Yeah, that was sort of what I was saying at the end of my post above. I find it helps if you think of it as a transaction between artist and viewer. With a painting, the nature of the transaction is fairly explicit - whilst the viewer may not know exactly what the artists intends for them to get out of it (if anything), they at least know exactly what to do in order to get it: they just have to look at the damn thing. It's all there in the lines, shapes, colours etc. They don't even have to bother about the artists intentions, they are allowed to simply decide whether or not they like it. We feel comfortable doing this because we are used to deriving pleasure from visuals. It is in our nature to do it, it is instinctive. If you had never seen a painting before, if you had never even heard of art and were presented with a picture, be it the maddest abstract painting ever, you would probably still respond to it in entirely the 'right' way.

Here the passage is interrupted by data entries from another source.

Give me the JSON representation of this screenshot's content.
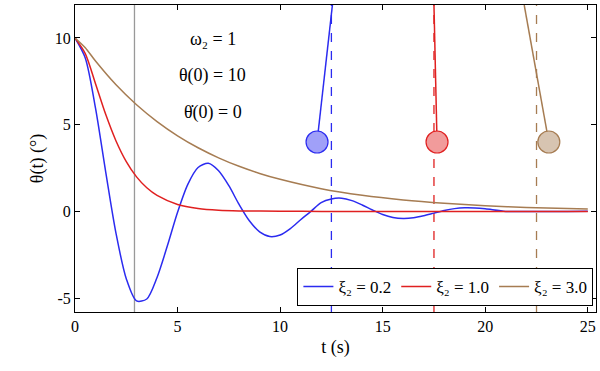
{
  "chart_data": {
    "type": "line",
    "xlabel": "t (s)",
    "ylabel": "θ(t) (°)",
    "annotations": [
      "ω₂ = 1",
      "θ(0) = 10",
      "θ̇(0) = 0"
    ],
    "xlim": [
      0,
      25.4
    ],
    "ylim": [
      -5.8,
      11.9
    ],
    "xticks": [
      0,
      5,
      10,
      15,
      20,
      25
    ],
    "yticks": [
      -5,
      0,
      5,
      10
    ],
    "grid": false,
    "legend": "lower right",
    "series": [
      {
        "name": "ξ₂ = 0.2",
        "color": "#2b2bf0",
        "x": [
          0,
          0.5,
          1,
          1.5,
          2,
          2.5,
          3,
          3.5,
          4,
          4.5,
          5,
          5.5,
          6,
          6.5,
          7,
          7.5,
          8,
          8.5,
          9,
          9.5,
          10,
          10.5,
          11,
          11.5,
          12,
          12.5,
          13,
          13.5,
          14,
          14.5,
          15,
          15.5,
          16,
          16.5,
          17,
          17.5,
          18,
          18.5,
          19,
          19.5,
          20,
          21,
          22,
          23,
          24,
          25
        ],
        "values": [
          10,
          8.85,
          5.95,
          2.25,
          -1.27,
          -3.88,
          -5.16,
          -5.05,
          -3.81,
          -2.0,
          -0.05,
          1.56,
          2.53,
          2.77,
          2.34,
          1.48,
          0.4,
          -0.54,
          -1.18,
          -1.45,
          -1.36,
          -0.99,
          -0.48,
          0.0,
          0.51,
          0.72,
          0.76,
          0.62,
          0.37,
          0.08,
          -0.18,
          -0.35,
          -0.41,
          -0.37,
          -0.25,
          -0.1,
          0.05,
          0.16,
          0.21,
          0.2,
          0.15,
          0.0,
          -0.01,
          -0.01,
          0.0,
          0.01
        ]
      },
      {
        "name": "ξ₂ = 1.0",
        "color": "#e02020",
        "x": [
          0,
          0.5,
          1,
          1.5,
          2,
          2.5,
          3,
          3.5,
          4,
          5,
          6,
          7,
          8,
          10,
          12,
          15,
          20,
          25
        ],
        "values": [
          10,
          9.1,
          7.36,
          5.58,
          4.06,
          2.87,
          1.99,
          1.36,
          0.92,
          0.4,
          0.17,
          0.07,
          0.03,
          0.01,
          0,
          0,
          0,
          0
        ]
      },
      {
        "name": "ξ₂ = 3.0",
        "color": "#a67c52",
        "x": [
          0,
          0.5,
          1,
          2,
          3,
          4,
          5,
          6,
          7,
          8,
          9,
          10,
          12,
          14,
          16,
          18,
          20,
          22,
          25
        ],
        "values": [
          10,
          9.44,
          8.67,
          7.3,
          6.15,
          5.18,
          4.36,
          3.67,
          3.09,
          2.6,
          2.19,
          1.85,
          1.31,
          0.93,
          0.66,
          0.47,
          0.33,
          0.23,
          0.14
        ]
      }
    ],
    "vlines": [
      {
        "x": 2.9,
        "color": "#999999",
        "line_style": "solid"
      },
      {
        "x": 12.5,
        "color": "#2b2bf0",
        "line_style": "dash"
      },
      {
        "x": 17.5,
        "color": "#e02020",
        "line_style": "dash"
      },
      {
        "x": 22.5,
        "color": "#a67c52",
        "line_style": "dash"
      }
    ],
    "pendulums": [
      {
        "color": "#2b2bf0",
        "x": [
          12.55,
          11.8
        ],
        "y": [
          11.9,
          4
        ]
      },
      {
        "color": "#e02020",
        "x": [
          17.5,
          17.65
        ],
        "y": [
          11.9,
          4
        ]
      },
      {
        "color": "#a67c52",
        "x": [
          21.9,
          23.1
        ],
        "y": [
          11.9,
          4
        ]
      }
    ]
  }
}
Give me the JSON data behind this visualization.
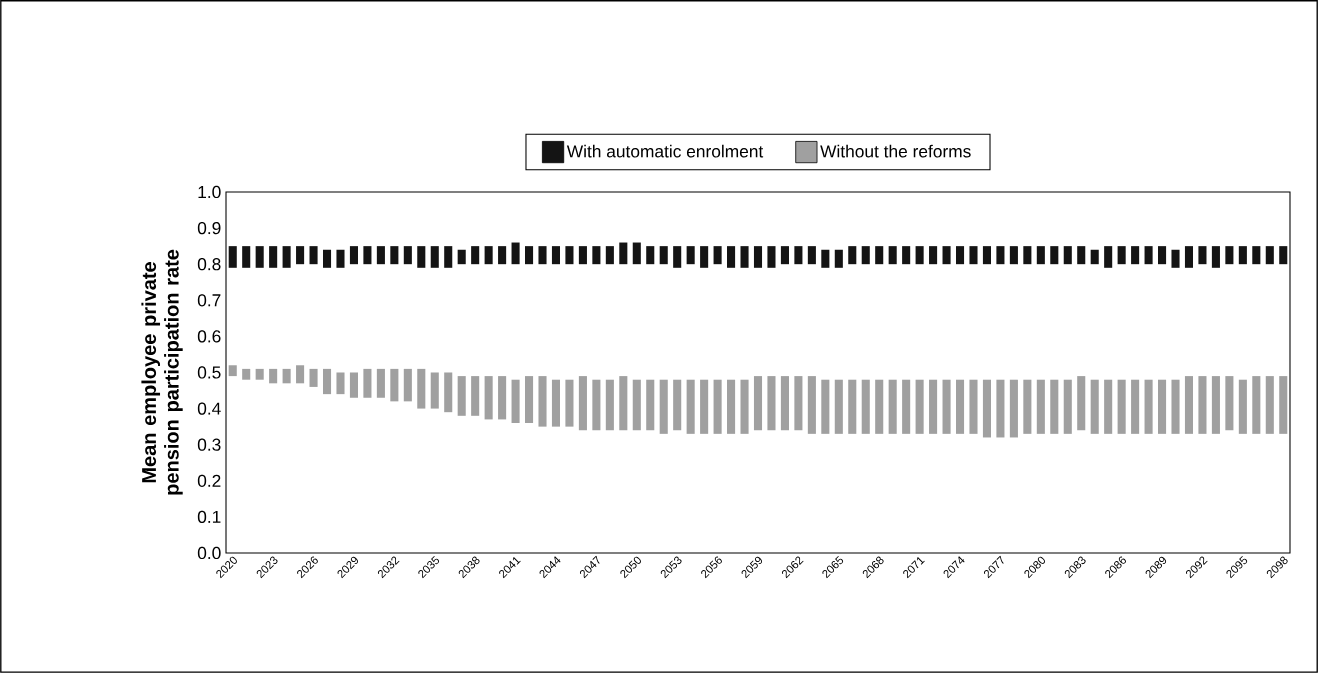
{
  "chart_data": {
    "type": "bar",
    "ylabel": "Mean employee private pension participation rate",
    "categories": [
      "2020",
      null,
      null,
      "2023",
      null,
      null,
      "2026",
      null,
      null,
      "2029",
      null,
      null,
      "2032",
      null,
      null,
      "2035",
      null,
      null,
      "2038",
      null,
      null,
      "2041",
      null,
      null,
      "2044",
      null,
      null,
      "2047",
      null,
      null,
      "2050",
      null,
      null,
      "2053",
      null,
      null,
      "2056",
      null,
      null,
      "2059",
      null,
      null,
      "2062",
      null,
      null,
      "2065",
      null,
      null,
      "2068",
      null,
      null,
      "2071",
      null,
      null,
      "2074",
      null,
      null,
      "2077",
      null,
      null,
      "2080",
      null,
      null,
      "2083",
      null,
      null,
      "2086",
      null,
      null,
      "2089",
      null,
      null,
      "2092",
      null,
      null,
      "2095",
      null,
      null,
      "2098"
    ],
    "series": [
      {
        "name": "With automatic enrolment",
        "color": "#141414",
        "base": [
          0.79,
          0.79,
          0.79,
          0.79,
          0.79,
          0.8,
          0.8,
          0.79,
          0.79,
          0.8,
          0.8,
          0.8,
          0.8,
          0.8,
          0.79,
          0.79,
          0.79,
          0.8,
          0.8,
          0.8,
          0.8,
          0.8,
          0.8,
          0.8,
          0.8,
          0.8,
          0.8,
          0.8,
          0.8,
          0.8,
          0.8,
          0.8,
          0.8,
          0.79,
          0.8,
          0.79,
          0.8,
          0.79,
          0.79,
          0.79,
          0.79,
          0.8,
          0.8,
          0.8,
          0.79,
          0.79,
          0.8,
          0.8,
          0.8,
          0.8,
          0.8,
          0.8,
          0.8,
          0.8,
          0.8,
          0.8,
          0.8,
          0.8,
          0.8,
          0.8,
          0.8,
          0.8,
          0.8,
          0.8,
          0.8,
          0.79,
          0.8,
          0.8,
          0.8,
          0.8,
          0.79,
          0.79,
          0.8,
          0.79,
          0.8,
          0.8,
          0.8,
          0.8,
          0.8
        ],
        "values": [
          0.06,
          0.06,
          0.06,
          0.06,
          0.06,
          0.05,
          0.05,
          0.05,
          0.05,
          0.05,
          0.05,
          0.05,
          0.05,
          0.05,
          0.06,
          0.06,
          0.06,
          0.04,
          0.05,
          0.05,
          0.05,
          0.06,
          0.05,
          0.05,
          0.05,
          0.05,
          0.05,
          0.05,
          0.05,
          0.06,
          0.06,
          0.05,
          0.05,
          0.06,
          0.05,
          0.06,
          0.05,
          0.06,
          0.06,
          0.06,
          0.06,
          0.05,
          0.05,
          0.05,
          0.05,
          0.05,
          0.05,
          0.05,
          0.05,
          0.05,
          0.05,
          0.05,
          0.05,
          0.05,
          0.05,
          0.05,
          0.05,
          0.05,
          0.05,
          0.05,
          0.05,
          0.05,
          0.05,
          0.05,
          0.04,
          0.06,
          0.05,
          0.05,
          0.05,
          0.05,
          0.05,
          0.06,
          0.05,
          0.06,
          0.05,
          0.05,
          0.05,
          0.05,
          0.05
        ]
      },
      {
        "name": "Without the reforms",
        "color": "#a0a0a0",
        "base": [
          0.49,
          0.48,
          0.48,
          0.47,
          0.47,
          0.47,
          0.46,
          0.44,
          0.44,
          0.43,
          0.43,
          0.43,
          0.42,
          0.42,
          0.4,
          0.4,
          0.39,
          0.38,
          0.38,
          0.37,
          0.37,
          0.36,
          0.36,
          0.35,
          0.35,
          0.35,
          0.34,
          0.34,
          0.34,
          0.34,
          0.34,
          0.34,
          0.33,
          0.34,
          0.33,
          0.33,
          0.33,
          0.33,
          0.33,
          0.34,
          0.34,
          0.34,
          0.34,
          0.33,
          0.33,
          0.33,
          0.33,
          0.33,
          0.33,
          0.33,
          0.33,
          0.33,
          0.33,
          0.33,
          0.33,
          0.33,
          0.32,
          0.32,
          0.32,
          0.33,
          0.33,
          0.33,
          0.33,
          0.34,
          0.33,
          0.33,
          0.33,
          0.33,
          0.33,
          0.33,
          0.33,
          0.33,
          0.33,
          0.33,
          0.34,
          0.33,
          0.33,
          0.33,
          0.33
        ],
        "values": [
          0.03,
          0.03,
          0.03,
          0.04,
          0.04,
          0.05,
          0.05,
          0.07,
          0.06,
          0.07,
          0.08,
          0.08,
          0.09,
          0.09,
          0.11,
          0.1,
          0.11,
          0.11,
          0.11,
          0.12,
          0.12,
          0.12,
          0.13,
          0.14,
          0.13,
          0.13,
          0.15,
          0.14,
          0.14,
          0.15,
          0.14,
          0.14,
          0.15,
          0.14,
          0.15,
          0.15,
          0.15,
          0.15,
          0.15,
          0.15,
          0.15,
          0.15,
          0.15,
          0.16,
          0.15,
          0.15,
          0.15,
          0.15,
          0.15,
          0.15,
          0.15,
          0.15,
          0.15,
          0.15,
          0.15,
          0.15,
          0.16,
          0.16,
          0.16,
          0.15,
          0.15,
          0.15,
          0.15,
          0.15,
          0.15,
          0.15,
          0.15,
          0.15,
          0.15,
          0.15,
          0.15,
          0.16,
          0.16,
          0.16,
          0.15,
          0.15,
          0.16,
          0.16,
          0.16
        ]
      }
    ],
    "ylim": [
      0,
      1
    ],
    "yticks": [
      {
        "value": 0,
        "label": "0.0"
      },
      0.1,
      0.2,
      0.3,
      0.4,
      0.5,
      0.6,
      0.7,
      0.8,
      0.9,
      {
        "value": 1,
        "label": "1.0"
      }
    ],
    "legend": "top"
  }
}
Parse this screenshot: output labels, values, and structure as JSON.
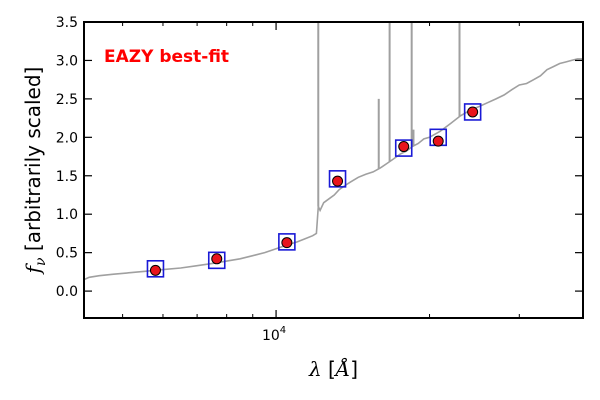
{
  "chart_data": {
    "type": "scatter",
    "title": "",
    "xlabel": "λ [Å]",
    "ylabel": "f_ν [arbitrarily scaled]",
    "x_scale": "log",
    "xlim": [
      4200,
      40000
    ],
    "ylim": [
      -0.35,
      3.5
    ],
    "yticks": [
      "0.0",
      "0.5",
      "1.0",
      "1.5",
      "2.0",
      "2.5",
      "3.0",
      "3.5"
    ],
    "xticks": [
      {
        "value": 10000,
        "base": "10",
        "exp": "4"
      }
    ],
    "grid": false,
    "annotation": {
      "text": "EAZY best-fit",
      "color": "#ff0000"
    },
    "template_color": "#a0a0a0",
    "point_face_color": "#e8141c",
    "box_color": "#1a1ad6",
    "observed_points": {
      "x": [
        5800,
        7650,
        10500,
        13200,
        17800,
        20800,
        24300
      ],
      "y": [
        0.27,
        0.42,
        0.63,
        1.43,
        1.88,
        1.95,
        2.33
      ]
    },
    "model_points": {
      "x": [
        5800,
        7650,
        10500,
        13200,
        17800,
        20800,
        24300
      ],
      "y": [
        0.29,
        0.4,
        0.64,
        1.46,
        1.86,
        2.0,
        2.33
      ]
    },
    "template_curve": {
      "x": [
        4200,
        4300,
        4500,
        4800,
        5200,
        5600,
        6000,
        6500,
        7000,
        7500,
        8000,
        8500,
        9000,
        9500,
        10000,
        10500,
        11000,
        11400,
        11800,
        12000,
        12100,
        12200,
        12400,
        12700,
        13000,
        13300,
        13700,
        14000,
        14500,
        15000,
        15500,
        16000,
        16500,
        17000,
        17500,
        18000,
        18500,
        19000,
        19500,
        20000,
        21000,
        22000,
        23000,
        24000,
        25000,
        26000,
        27000,
        28000,
        29000,
        30000,
        31000,
        32000,
        33000,
        34000,
        35000,
        36000,
        37000,
        38000,
        39000,
        40000
      ],
      "y": [
        0.15,
        0.18,
        0.2,
        0.22,
        0.24,
        0.26,
        0.28,
        0.3,
        0.33,
        0.36,
        0.39,
        0.42,
        0.46,
        0.5,
        0.55,
        0.6,
        0.64,
        0.68,
        0.72,
        0.75,
        1.1,
        1.05,
        1.15,
        1.2,
        1.25,
        1.32,
        1.38,
        1.42,
        1.48,
        1.52,
        1.55,
        1.6,
        1.66,
        1.72,
        1.78,
        1.82,
        1.88,
        1.92,
        1.98,
        2.0,
        2.08,
        2.18,
        2.28,
        2.35,
        2.4,
        2.45,
        2.5,
        2.55,
        2.62,
        2.68,
        2.7,
        2.75,
        2.8,
        2.88,
        2.92,
        2.96,
        2.98,
        3.0,
        3.02,
        3.02
      ]
    },
    "emission_spikes": [
      {
        "x": 12100,
        "y": 3.6
      },
      {
        "x": 15900,
        "y": 2.5
      },
      {
        "x": 16700,
        "y": 3.6
      },
      {
        "x": 18450,
        "y": 3.6
      },
      {
        "x": 18600,
        "y": 2.1
      },
      {
        "x": 22900,
        "y": 3.6
      }
    ]
  }
}
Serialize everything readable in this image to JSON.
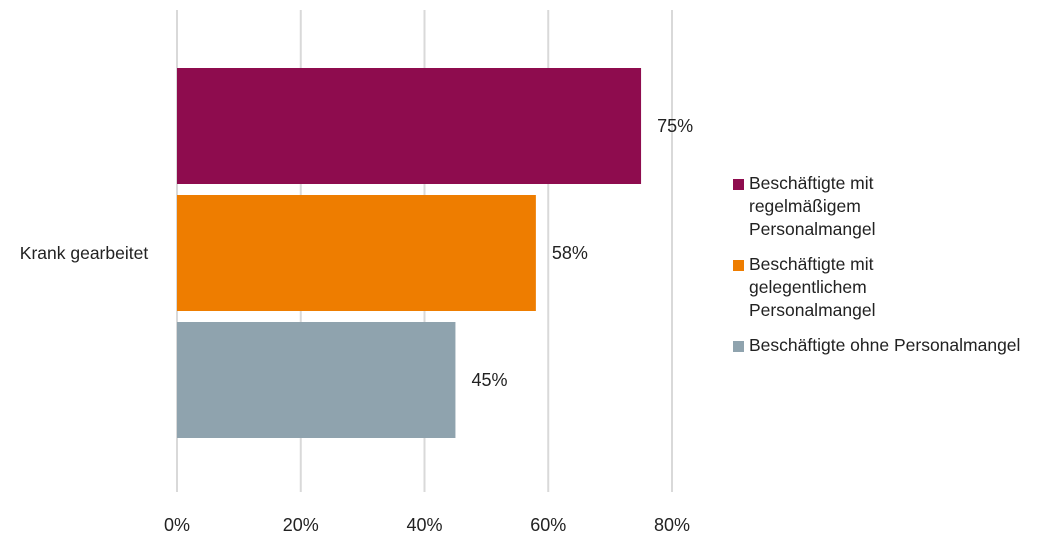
{
  "chart_data": {
    "type": "bar",
    "orientation": "horizontal",
    "categories": [
      "Krank gearbeitet"
    ],
    "series": [
      {
        "name": "Beschäftigte mit regelmäßigem Personalmangel",
        "values": [
          75
        ],
        "label": "75%",
        "color": "#8E0C4E"
      },
      {
        "name": "Beschäftigte mit gelegentlichem Personalmangel",
        "values": [
          58
        ],
        "label": "58%",
        "color": "#EE7D00"
      },
      {
        "name": "Beschäftigte ohne Personalmangel",
        "values": [
          45
        ],
        "label": "45%",
        "color": "#8FA3AE"
      }
    ],
    "xlim": [
      0,
      80
    ],
    "xticks": [
      "0%",
      "20%",
      "40%",
      "60%",
      "80%"
    ],
    "grid": true,
    "legend_position": "right",
    "title": "",
    "xlabel": "",
    "ylabel": ""
  }
}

With a conceptual or installation piece, however, it is not at all clear what we are meant to do with it, not unless you are armed with some sort of explanation from the artist. [I can't be arsed finishing this, you get the gist, don't you?]
 
 
Saveloy
12:56 / 20.06.01
Zenith:

"The writer pointed out that we still give architects full credit for designing a building, so why should art be any different?"

Theoretically there shouldn't be a difference, but practically there is a world of difference between Sir Norman Foster spending months, possibly years designing something that takes into account all the needs of the client, that won't fall down, that works etc, and Jeff Koons giving some craftsman a model of a toy train and saying "make that in chrome".
 
 
Liloudini
17:39 / 20.06.01
quote: Theoretically there shouldn't be a difference, but practically there is a world of difference between Sir Norman Foster spending months, possibly years designing something that takes into account all the needs of the client, that won't fall down, that works etc, and Jeff Koons giving some craftsman a model of a toy train and saying "make that in chrome"

With no intentions of a value analysis of Norman Foster or Jeff Koons work and seeing the problem in a general way, i think there is in here a important distinction to do: the issues of art are not the same as the architecture ones. It's respective works don't have the same function and it's relation with persons that see/think about it/use them are not the same. Maybe this difference should be considered in the comparison and analysis of two such different fields as architecture and art. Maybe a value analysis related with use concept are not opportune when we talk about art. There is a world of difference between art and architecture because in it's theory (and consequently on practice) the difference it's intrinsic.